Contrary to popular perception, it’s the flooring that is usually the largest single design element in any space. Zara Horner finds out why, and what to expect in 2018.
Getting the ‘fifth wall’ – the flooring – right is fundamental to the success, or otherwise, of any space.
The largest single aesthetic feature of the interior design in particular, flooring choices need to be exactly the right colours, tones, and textures to co ordinate with various lighting conditions, foot fall and space usage. It is from the choice of flooring that every other design element of the space flows.
Carpet-less flooring was once held to be more hygienic and easier to maintain but with technical advances in fibre manufacture and cleaning treatments this is no longer true. Although of course bare wood still has its place, and tiles and concrete – exterior staples – are increasingly popular for interiors.
It would seem that when it comes to flooring and carpet choices in 2018, variety is the spice of life as nowadays the importance of flooring as a design element is more highly recognised and understood. Latest carpet blends combine wool with everything from silk, linen, cotton and paper.
For Kim McMurray, global marketing director at carpet manufacturer and distributor Royal Thai, carpets are: “extremely important. We believe carpet brings confidence to a room or space.”
Axminster carpets are the company’s premium global hospitality brand drawing from a library of over 10,000 hand-tufted, machine-tufted, proprietary patterns and yarn colours. Using high-quality yarn blends such as New Zealand wool and nylon the “sturdy and stylish” carpets have been designed and engineered specifically for high-traffic areas.
“Axminster’s singular weaving process creates durable carpets that offer more variety in colour and pattern than any other process,” McMurray explains.
Two buzzwords ‘vintage’ and ‘nostalgia’ informed all design last year, and that is expected to continue in 2018. Clients want carpets that are tactile and comforting, sometimes with an aged patina. Many designs are now inspired by archive collections.
“In the cyclical worlds of fashion and interior design, influencers and designers have always looked to previous generations for inspiration,” McMurray agrees.

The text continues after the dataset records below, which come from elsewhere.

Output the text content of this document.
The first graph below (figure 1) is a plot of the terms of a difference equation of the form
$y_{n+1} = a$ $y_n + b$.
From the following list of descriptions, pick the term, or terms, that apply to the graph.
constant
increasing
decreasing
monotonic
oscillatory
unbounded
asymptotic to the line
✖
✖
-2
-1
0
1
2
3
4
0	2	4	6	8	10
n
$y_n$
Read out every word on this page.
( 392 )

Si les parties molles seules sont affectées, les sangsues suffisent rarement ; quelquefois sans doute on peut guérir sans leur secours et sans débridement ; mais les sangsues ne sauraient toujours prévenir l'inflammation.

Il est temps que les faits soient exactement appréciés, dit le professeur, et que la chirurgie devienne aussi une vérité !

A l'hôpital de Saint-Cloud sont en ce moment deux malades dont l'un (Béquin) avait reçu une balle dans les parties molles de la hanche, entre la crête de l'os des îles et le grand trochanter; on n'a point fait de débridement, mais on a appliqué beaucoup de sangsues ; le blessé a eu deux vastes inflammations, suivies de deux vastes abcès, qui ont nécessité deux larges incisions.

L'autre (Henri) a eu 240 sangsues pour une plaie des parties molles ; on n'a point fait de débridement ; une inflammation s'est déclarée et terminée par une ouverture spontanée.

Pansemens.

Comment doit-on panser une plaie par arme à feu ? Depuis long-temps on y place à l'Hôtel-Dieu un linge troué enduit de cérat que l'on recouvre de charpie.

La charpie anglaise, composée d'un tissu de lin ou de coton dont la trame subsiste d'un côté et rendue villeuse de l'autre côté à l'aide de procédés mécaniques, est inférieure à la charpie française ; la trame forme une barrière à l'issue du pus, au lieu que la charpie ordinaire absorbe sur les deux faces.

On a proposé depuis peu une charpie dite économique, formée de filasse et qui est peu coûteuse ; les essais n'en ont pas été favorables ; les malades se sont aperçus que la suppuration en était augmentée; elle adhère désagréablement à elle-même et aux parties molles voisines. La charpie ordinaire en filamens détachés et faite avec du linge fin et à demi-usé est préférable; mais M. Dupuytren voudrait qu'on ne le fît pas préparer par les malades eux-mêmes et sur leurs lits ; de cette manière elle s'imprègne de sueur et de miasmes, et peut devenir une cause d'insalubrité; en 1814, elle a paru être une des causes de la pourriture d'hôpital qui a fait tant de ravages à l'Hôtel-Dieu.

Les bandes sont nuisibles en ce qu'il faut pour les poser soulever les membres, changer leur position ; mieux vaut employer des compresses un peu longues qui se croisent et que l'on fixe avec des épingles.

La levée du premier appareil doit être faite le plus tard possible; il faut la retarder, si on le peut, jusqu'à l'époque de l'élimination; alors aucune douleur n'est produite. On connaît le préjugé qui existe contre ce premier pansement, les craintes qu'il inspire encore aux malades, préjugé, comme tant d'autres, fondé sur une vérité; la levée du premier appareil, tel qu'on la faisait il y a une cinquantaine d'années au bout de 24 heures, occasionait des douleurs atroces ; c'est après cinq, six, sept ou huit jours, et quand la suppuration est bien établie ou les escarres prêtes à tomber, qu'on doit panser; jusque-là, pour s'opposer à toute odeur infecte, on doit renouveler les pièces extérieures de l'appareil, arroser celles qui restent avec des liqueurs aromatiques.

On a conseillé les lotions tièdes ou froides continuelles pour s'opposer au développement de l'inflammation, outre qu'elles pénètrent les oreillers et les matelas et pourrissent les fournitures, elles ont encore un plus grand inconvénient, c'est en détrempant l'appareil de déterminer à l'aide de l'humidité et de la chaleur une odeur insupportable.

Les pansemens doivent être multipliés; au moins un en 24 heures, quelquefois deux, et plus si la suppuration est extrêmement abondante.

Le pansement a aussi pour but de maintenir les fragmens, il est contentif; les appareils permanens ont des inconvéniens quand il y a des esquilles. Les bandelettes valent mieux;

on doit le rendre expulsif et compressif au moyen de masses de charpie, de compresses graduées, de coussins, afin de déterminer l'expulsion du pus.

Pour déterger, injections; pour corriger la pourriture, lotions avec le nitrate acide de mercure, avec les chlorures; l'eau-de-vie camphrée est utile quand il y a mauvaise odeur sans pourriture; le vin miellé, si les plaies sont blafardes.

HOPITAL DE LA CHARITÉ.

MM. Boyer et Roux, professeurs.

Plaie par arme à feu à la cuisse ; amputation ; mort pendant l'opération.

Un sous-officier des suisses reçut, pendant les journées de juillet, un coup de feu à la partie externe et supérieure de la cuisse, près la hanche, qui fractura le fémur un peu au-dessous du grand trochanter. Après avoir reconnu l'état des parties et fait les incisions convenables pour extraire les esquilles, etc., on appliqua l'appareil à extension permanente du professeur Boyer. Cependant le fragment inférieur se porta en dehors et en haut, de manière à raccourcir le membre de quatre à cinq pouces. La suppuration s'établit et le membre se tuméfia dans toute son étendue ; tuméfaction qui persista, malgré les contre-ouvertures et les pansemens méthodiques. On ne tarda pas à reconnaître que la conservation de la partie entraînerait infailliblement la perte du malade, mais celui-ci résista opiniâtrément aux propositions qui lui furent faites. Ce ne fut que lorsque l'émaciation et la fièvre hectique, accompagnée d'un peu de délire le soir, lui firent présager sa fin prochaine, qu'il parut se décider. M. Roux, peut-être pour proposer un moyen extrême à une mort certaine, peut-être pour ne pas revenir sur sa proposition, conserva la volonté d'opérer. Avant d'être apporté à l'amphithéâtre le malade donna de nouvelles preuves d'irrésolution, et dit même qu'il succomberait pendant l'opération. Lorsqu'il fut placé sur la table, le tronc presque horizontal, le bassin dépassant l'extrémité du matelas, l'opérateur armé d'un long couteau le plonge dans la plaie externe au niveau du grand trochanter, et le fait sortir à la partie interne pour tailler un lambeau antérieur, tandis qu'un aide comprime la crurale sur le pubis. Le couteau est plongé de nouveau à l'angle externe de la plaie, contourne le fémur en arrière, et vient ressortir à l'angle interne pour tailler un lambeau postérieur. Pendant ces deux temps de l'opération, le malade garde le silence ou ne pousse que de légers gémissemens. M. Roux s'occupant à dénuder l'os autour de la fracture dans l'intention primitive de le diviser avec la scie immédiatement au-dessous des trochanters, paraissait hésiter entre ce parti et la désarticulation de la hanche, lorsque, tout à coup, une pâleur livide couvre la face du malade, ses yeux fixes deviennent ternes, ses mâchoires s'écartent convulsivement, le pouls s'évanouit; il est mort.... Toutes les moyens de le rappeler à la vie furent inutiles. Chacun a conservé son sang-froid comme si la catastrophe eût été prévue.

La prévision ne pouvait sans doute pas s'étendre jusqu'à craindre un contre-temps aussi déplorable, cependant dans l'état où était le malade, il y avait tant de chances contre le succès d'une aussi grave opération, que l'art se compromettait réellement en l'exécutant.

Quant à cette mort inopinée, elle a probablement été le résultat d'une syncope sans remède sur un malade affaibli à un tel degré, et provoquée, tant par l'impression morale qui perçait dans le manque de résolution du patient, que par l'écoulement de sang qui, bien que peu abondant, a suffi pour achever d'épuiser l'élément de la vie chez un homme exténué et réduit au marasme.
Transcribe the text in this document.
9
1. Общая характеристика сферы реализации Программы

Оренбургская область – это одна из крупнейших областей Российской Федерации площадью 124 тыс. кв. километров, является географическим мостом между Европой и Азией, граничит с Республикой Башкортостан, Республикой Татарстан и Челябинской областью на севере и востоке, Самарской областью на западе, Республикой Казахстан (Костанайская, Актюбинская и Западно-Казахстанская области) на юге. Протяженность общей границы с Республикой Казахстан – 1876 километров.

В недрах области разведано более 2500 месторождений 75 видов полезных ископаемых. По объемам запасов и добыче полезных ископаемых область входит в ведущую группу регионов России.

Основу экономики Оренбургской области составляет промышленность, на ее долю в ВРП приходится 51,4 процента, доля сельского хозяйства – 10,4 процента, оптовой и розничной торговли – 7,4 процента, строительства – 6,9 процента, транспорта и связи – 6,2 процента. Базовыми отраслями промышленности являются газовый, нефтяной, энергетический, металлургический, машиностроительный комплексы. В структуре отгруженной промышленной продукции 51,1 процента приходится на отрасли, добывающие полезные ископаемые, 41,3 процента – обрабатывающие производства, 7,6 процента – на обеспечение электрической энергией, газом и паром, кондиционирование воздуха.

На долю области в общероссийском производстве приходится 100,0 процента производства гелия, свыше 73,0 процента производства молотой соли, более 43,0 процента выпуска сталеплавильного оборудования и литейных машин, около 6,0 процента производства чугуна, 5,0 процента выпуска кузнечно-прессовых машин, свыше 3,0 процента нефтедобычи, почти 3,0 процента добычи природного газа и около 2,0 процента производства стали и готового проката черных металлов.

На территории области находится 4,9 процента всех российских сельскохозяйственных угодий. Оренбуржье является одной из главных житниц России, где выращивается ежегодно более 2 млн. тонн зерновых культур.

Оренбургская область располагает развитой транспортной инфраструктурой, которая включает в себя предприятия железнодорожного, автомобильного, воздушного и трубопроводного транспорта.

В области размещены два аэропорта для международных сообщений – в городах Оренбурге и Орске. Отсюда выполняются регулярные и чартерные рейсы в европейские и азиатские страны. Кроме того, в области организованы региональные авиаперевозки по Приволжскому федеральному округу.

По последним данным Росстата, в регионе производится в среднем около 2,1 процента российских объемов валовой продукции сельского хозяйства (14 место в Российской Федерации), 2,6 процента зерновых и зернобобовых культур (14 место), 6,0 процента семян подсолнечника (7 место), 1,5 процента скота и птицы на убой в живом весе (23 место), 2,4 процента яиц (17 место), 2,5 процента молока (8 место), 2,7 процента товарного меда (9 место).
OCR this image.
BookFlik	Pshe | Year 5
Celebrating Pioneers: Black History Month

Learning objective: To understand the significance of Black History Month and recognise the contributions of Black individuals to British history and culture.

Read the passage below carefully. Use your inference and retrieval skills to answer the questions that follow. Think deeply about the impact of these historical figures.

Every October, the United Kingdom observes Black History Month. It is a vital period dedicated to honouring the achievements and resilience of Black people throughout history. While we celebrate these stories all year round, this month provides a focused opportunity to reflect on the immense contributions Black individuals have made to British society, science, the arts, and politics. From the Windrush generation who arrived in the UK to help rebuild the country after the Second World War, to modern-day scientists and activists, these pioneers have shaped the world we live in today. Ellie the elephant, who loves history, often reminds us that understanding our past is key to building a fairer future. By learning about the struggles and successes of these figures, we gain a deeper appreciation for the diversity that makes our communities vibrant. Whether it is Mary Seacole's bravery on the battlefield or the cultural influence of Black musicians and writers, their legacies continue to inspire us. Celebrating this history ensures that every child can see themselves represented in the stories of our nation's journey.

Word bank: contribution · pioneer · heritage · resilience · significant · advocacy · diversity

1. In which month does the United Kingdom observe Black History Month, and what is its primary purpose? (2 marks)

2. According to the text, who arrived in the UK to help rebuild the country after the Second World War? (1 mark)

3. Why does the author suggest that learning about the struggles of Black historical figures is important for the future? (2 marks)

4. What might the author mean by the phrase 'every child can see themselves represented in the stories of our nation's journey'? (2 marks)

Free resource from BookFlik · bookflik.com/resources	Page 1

“Given this long-standing practice of reinventing the past in fresh new ways, it’s no surprise that even while we continue to push the boundaries of design today, our encyclopaedic archive remains more relevant than ever,” McMurray adds.
The trend of geometric patterning has been making waves since 2015 and looks set to continue this year with carpet manufacturers using understated colours and going stronger on pattern to accentuate the geometry believing bold statements exude contemporary luxury.
While carpets enjoy an enduring popularity hard floor surfaces such as concrete, tiles and wood, offer a clean, modern finish to interiors, and are paticularly popular in our region because of the climates. It all depends on what the area is going to be used for, the furnishings in the space and design, as well as budget.
Hard floor zones around food and drinks areas in particular make maintenance easy. But an important benefit of carpet in these spaces is acoustic. Carpeting can make the environment quieter and more relaxing, which means guests may stay and pay longer!
It is generally held that public areas such as these, with high traffic numbers, are more successful if bold, large-scale designs are used. Large spaces can accept large designs, and stronger colours show soiling less.
The most intensive traffic area in a hotel is the lobby or reception area. If carpet is used here it must be exceptionally durable and well constructed. Often hotels opt for large rugs on hard flooring and choose hand-tufted custom designed carpeting, while expensive this is a practical choice.
Manufacturers do caution clients against assuming that the heavier the pile weight or length, the better the product. The wear of a carpet is determined by fibre type, blend and yarn integrity. The ratio of pile fibre density to height needs to be considered to give the best pile regain, appearance retention and foot support/comfort.
The feel of it
Texture is all-important and new technologies allow for all sorts of innovations such as variable pile height, mixed cuts, and loop piles. Tailored geometrics which give the appearance of a patterned carpet are popular.
McMurray says texture is an aspect of carpet choice clients are keenly aware of. “We have developed Accent Textures, a portfolio of innovative techniques that can be explored to elevate unique carpet creations. With fully customisable pattern and colour capabilities, these textural finishes inspire any designer to confidently include additional accents into designs without compromising the high-performance aesthetic in hospitality interiors.”
McMurray predicts this year the practice of neutral colours, with a dash of vivid colour for impact, will continue.
“The latest example of this is in our newest collection, Rei, by Omar Khan. Rei comprises 10 individual collections, each applying the edition’s dominant theme in a series of variations around similar concepts inspired by Japanese philosophy and the natural world.
“Collections such as Ma, from the Japanese word for ‘gap’, ‘space’, or ‘pause’ contain designs whose muted tones of Navaho, moss and mist are streaked with brilliant veins of metallic colour that express an emptiness on the verge of breaking open to brighter possibilities, like a promise yet to be fulfilled.”
Obviously no one carpet is the ideal solution for all needs. While clients are paying far more attention to environmentally friendly, sustainable manufacturing techniques, some things never change and stain repellent coverings that are easy to clean, affordable and durable remain top of the list.